The decision upheld a lower court ruling and stated that such voting in local elections does not violate the state Constitution.

In 2021, the Democrat-controlled Vermont Legislature approved two separate bills to change the municipal charters of Montpelier and Winooski, the most diverse community in the state, to allow legal residents who are not U.S. citizens to vote in local elections. Republican Governor Phil Scott vetoed the measures, but the Legislature overrode his vetoes.

The Republican National Committee filed lawsuits against the two Vermont cities asking judges to declare noncitizen voting unconstitutional but lost those challenges.

Federal law prohibits noncitizens from voting in federal elections, including races for president, vice president, Senate, or House of Representatives.

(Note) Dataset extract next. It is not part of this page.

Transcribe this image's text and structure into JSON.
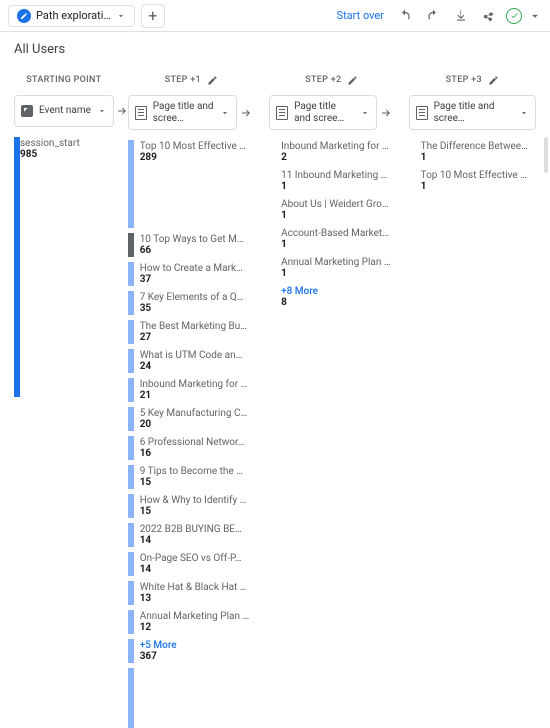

Montpelier and Winooski are among more than a dozen communities in a handful of states, including New York City and several towns in Maryland, that allow noncitizens to vote in local elections.

Seven states, including Ohio, have measures banning noncitizen voting in local elections, according to the group Americans for Citizen Voting.

Voting was expanded to noncitizens in the two Vermont communities after local voters approved the moves, proponents said.

In November of 2018, voters in Montpelier, a city of about 8,000 residents, approved seeking a charter change to allow non-U.S. citizens to vote in municipal elections. Voters supported the measure by nearly a two-to-one margin, said Montpelier City Council President Jack McCullough. According to the city manager, the city currently has nine registered noncitizen voters.

“We are gratified that our choice to welcome participation by all members of our community has been upheld by the Supreme Court,” said McCullough. “Our Declaration of Independence says that governments derive their just powers from the consent of the governed, and I believe that includes all our residents. I hope this will encourage more eligible voters to register, vote, and fully participate in our democratic institutions.”

In Winooski, a city of about 7,300 that is home to immigrants from around the world, 55 noncitizens voted on local issues during the state’s annual Town Meeting Day in March 2022.